Solve the recurrence Relation T(n)=T(n/5)+T(7n/10)+(n^2)

Answer 1

T(n) = T(n/5) + T(7n/10) + n^2
Method 1 : By using Estimation method,

Let us consider R(n) = T(n/5) + T(n/5) + n^2
and S(n) = T(7n/10) + T(7n/10) + n^2
 Asymptotically, R(n) <= T(n) <= S(n)

For R(n) = 2T(n/5) + n^2
Using Master's Theorem,
 a = 2, b = 5
==> n^ log5 2
log2 4< log2 5 < log2 8
2< log2 5 < 3
==> 0.5 > log5 2> 0.3

In R(n), the second term dominates
R(n) = Theta(n^2)

S(n) = 2T(7n/10) + n^2

a = 2, b = 10/7

n^ log10/7 2

log10/7 10/7 < log 10/7 2< log 10/7 (10/7)^2
==> 1<log 10/7 2 < 2
In S(n) also the second term dominates
S(n) = Theta (n^2)

T(n) = Theta(n^2)/ O(n^2)

Method 2 : We can even solve this recurrence relation using substitution method,

Let us assume T(n) = O(n^2)
T(n) <= k(n/5)^2 + k(7n/10)^2 +n^2
T(n) <= k[(53/100) * n^2] + n^2
T(n) <= kn^2 + n^2 - k(47/100)*n^2
n^2 - k(47/100)* n^2 <=0
==> c >= 100/47

T(n) = O(n^2) ,for c >= 100/47

Answer 2

Almost the same.

Assume that T(n) <= (100/47)c(n^2), where c is a constant.

Prove it by induction:

First, there is T(1) = O(1), satisfying that T(1) <= (100/47)c*1*1.

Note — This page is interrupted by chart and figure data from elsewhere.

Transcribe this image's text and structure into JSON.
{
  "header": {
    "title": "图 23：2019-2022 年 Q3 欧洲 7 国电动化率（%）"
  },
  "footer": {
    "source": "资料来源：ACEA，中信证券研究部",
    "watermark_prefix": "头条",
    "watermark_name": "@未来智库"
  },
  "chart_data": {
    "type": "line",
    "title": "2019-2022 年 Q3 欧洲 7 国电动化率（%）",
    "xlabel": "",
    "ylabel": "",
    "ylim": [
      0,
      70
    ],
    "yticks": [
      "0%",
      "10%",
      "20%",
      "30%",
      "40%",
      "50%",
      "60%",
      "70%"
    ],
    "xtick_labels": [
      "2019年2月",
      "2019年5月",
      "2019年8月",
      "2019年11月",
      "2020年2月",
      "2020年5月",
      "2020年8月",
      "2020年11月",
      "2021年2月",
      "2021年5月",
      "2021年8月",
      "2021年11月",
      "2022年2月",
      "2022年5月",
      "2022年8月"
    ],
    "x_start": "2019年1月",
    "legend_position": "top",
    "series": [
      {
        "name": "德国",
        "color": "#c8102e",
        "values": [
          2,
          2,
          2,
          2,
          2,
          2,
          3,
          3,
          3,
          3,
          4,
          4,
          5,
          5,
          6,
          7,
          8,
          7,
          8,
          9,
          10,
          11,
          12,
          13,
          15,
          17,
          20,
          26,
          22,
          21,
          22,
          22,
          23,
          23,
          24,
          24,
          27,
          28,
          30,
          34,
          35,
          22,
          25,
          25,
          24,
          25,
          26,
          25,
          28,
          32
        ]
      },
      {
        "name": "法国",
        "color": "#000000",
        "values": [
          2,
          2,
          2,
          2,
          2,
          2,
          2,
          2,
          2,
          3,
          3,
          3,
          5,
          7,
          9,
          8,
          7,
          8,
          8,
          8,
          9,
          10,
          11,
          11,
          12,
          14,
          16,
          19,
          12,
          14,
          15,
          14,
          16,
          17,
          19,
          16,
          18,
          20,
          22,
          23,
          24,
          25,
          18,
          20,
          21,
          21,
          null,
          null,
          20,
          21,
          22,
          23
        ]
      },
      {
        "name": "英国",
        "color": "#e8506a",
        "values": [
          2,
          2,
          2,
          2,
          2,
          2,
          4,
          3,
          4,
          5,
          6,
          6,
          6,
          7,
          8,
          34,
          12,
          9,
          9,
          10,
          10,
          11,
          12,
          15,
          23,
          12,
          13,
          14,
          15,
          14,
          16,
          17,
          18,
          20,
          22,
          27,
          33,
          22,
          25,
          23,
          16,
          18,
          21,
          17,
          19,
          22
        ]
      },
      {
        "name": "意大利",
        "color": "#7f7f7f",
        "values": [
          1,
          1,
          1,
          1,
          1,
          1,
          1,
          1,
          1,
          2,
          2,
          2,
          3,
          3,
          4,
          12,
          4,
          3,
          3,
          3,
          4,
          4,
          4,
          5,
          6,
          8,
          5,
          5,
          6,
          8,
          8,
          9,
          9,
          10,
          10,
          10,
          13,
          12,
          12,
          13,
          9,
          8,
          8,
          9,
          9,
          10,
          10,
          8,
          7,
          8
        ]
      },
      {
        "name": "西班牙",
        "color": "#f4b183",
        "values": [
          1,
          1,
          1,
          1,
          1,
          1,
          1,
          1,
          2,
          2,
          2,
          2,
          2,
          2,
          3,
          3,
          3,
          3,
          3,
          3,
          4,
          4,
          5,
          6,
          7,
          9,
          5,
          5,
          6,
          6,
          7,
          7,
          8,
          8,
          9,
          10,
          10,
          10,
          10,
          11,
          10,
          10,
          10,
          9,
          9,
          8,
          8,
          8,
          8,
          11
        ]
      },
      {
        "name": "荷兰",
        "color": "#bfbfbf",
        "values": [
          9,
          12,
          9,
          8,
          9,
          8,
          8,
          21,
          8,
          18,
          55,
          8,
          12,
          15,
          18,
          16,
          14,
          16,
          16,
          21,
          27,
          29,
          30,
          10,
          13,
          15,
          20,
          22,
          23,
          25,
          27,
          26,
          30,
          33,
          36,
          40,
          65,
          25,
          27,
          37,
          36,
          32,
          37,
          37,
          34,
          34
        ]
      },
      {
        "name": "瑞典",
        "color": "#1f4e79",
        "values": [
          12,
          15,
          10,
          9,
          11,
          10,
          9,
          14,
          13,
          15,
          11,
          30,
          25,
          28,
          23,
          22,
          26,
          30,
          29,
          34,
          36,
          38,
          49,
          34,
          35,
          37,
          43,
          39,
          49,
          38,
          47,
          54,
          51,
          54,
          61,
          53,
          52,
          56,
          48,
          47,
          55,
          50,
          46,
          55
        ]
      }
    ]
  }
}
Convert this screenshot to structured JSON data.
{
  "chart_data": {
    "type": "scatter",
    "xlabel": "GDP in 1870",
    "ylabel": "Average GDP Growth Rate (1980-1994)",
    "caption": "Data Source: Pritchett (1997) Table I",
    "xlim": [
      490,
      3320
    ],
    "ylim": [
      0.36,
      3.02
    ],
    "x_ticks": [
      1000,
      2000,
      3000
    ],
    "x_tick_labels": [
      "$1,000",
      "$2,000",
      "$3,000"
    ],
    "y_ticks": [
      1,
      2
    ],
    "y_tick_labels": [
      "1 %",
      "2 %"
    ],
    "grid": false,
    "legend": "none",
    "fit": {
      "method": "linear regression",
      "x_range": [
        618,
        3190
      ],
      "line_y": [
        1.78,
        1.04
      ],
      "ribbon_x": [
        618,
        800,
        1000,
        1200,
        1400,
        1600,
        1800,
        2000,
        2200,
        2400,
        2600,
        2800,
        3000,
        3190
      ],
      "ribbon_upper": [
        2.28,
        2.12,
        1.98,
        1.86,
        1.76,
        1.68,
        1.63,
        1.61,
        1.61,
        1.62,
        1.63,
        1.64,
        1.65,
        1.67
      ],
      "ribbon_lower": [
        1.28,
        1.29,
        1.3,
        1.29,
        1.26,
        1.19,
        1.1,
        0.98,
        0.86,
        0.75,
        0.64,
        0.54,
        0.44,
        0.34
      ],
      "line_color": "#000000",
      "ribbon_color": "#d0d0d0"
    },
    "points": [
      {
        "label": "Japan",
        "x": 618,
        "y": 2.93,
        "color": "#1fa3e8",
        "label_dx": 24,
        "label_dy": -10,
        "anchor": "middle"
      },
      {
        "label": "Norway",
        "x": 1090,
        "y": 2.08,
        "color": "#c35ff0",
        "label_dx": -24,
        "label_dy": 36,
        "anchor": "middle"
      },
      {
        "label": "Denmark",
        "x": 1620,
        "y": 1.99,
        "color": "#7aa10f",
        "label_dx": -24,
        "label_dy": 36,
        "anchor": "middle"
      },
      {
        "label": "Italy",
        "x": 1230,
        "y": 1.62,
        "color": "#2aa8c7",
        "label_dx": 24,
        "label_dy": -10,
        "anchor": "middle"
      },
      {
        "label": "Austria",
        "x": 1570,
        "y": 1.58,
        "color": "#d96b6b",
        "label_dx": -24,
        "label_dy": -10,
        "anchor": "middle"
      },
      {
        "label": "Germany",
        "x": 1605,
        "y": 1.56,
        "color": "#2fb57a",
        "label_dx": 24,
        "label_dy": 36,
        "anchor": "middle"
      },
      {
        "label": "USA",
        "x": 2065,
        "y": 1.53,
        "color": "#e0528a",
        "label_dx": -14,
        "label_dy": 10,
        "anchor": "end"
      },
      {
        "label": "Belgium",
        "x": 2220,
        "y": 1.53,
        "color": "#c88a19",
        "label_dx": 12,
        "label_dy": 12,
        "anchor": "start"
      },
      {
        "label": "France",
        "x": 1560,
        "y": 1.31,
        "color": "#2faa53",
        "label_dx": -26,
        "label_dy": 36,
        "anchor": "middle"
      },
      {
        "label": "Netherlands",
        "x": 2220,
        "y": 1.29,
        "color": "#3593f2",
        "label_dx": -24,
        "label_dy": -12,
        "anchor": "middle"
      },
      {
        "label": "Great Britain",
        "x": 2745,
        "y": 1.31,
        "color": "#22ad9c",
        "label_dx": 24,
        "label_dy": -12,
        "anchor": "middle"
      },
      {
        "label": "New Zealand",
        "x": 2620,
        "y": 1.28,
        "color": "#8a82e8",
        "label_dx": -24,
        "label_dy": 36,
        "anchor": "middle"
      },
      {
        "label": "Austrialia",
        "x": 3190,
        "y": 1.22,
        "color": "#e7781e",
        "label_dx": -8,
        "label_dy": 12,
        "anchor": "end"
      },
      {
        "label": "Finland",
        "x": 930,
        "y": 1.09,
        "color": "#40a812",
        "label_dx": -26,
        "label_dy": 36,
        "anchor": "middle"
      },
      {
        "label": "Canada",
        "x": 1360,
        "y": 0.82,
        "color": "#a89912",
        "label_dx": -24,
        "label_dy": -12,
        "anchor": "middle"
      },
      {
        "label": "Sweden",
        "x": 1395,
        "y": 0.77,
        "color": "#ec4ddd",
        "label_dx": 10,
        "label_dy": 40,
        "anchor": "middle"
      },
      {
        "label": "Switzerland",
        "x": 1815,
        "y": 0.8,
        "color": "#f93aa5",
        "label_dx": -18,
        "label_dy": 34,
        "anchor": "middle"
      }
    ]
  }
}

Assume that T(m)<=(100/47)c(m^2) for all m <= n-1

thus, for n, we have T(n) <= T(n/5) + T(7n/10) + cn^2

since n/5 <= n-1, 7n/10 <= n-1

For n, there is:

T(n) <= (100/47)c * (n/5)^2 + (100/47)c * (7n/10)^2 + cn = (4/47)cn^2 + (49/47)cn^2 + cn^2 = (100/47)cn^2

Thus, T(n) <= (100/47)cn^2 for all n's. So that T(n) = O(n^2)

For how to get 100/47:

it comes from that:

1/(1-(1/5)^2-(7/10)^2))=100/47

that is to say, we assume n^2 to be the "1" (think about what it stands for)

Answer 3

assume T<= kn^2

found k

done

Answer 4

Using Estimation Method, we get

R(n) = 2T(n/5) + n²  & S(n) = 2T(7n/10) + n²

Applying Masters Theorem to both equations, we get

R(n) = O(n²)  & S(n) = O(n²) 

Hence, the time complexity for T(n) is O(n²).